A lot of pedestrian accidents happen in crosswalks where the driver is making a left turn, Summit Police Chief Robert Weck told NJ Advance Media. "You might ... have the right of way. But if you're not paying attention, you may be dead. You need to look and be aware of your surroundings," he said.
Talking about "shared responsibility" is like that New Jersey headline; if only pedestrians wouldn't look at their phones or have a drink, then we wouldn’t have to spend money on fixing roads and making life slower and inconvenient for people in cars. It assumes that everyone has the shared responsibility to make responsible choices.
There are 10,000 more Americans over 65 every day
Many older people out walking don't have a choice. They are physically impaired and distracted, and they can’t do a damn thing about it. They often have to get across the six-lane road and can't walk half a mile to the crosswalk.
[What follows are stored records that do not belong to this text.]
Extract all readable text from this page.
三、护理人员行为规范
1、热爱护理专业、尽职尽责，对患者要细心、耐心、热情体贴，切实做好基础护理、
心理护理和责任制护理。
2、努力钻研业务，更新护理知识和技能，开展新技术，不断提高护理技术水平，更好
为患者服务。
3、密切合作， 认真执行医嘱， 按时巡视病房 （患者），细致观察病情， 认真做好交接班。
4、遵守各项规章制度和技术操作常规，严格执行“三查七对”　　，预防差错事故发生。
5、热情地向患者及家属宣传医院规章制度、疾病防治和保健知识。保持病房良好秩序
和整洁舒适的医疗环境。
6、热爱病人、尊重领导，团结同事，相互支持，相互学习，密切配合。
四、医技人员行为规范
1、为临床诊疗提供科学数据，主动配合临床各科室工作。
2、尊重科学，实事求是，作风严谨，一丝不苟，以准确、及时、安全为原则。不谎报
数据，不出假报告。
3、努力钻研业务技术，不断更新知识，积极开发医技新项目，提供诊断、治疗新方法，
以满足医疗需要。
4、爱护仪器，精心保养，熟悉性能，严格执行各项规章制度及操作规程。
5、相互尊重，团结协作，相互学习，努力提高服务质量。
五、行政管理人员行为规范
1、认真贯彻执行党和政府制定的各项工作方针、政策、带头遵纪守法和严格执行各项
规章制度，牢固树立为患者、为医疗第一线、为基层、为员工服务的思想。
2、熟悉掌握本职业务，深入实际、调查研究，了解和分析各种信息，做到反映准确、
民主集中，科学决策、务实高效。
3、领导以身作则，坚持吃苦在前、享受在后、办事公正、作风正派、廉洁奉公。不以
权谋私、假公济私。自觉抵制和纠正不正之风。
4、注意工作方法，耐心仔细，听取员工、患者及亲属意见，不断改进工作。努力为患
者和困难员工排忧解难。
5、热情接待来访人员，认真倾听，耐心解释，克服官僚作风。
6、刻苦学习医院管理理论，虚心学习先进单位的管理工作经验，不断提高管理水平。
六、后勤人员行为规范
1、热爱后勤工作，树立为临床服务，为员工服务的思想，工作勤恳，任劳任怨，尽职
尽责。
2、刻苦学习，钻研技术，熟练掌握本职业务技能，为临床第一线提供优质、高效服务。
I've written before: when you mix bad road design with deadly vehicle design and an older population, you get a lot of dead pedestrians.
I'm constantly surprised that there isn't more discussion about this, but then it's easy to blame millennials for looking at their phones, or to blame others for drinking alcohol. It's harder to blame old people, even though they are dying in the streets. I suppose if we're going to keep the traffic moving, the only options are to let them drive forever, or to pack them off to a retirement community with self-driving cars.
Seriously, there are 10,000 more Americans over the age of 65 every day. So let’s stop talking about phones and "shared responsibility" and make the roads safe for everyone.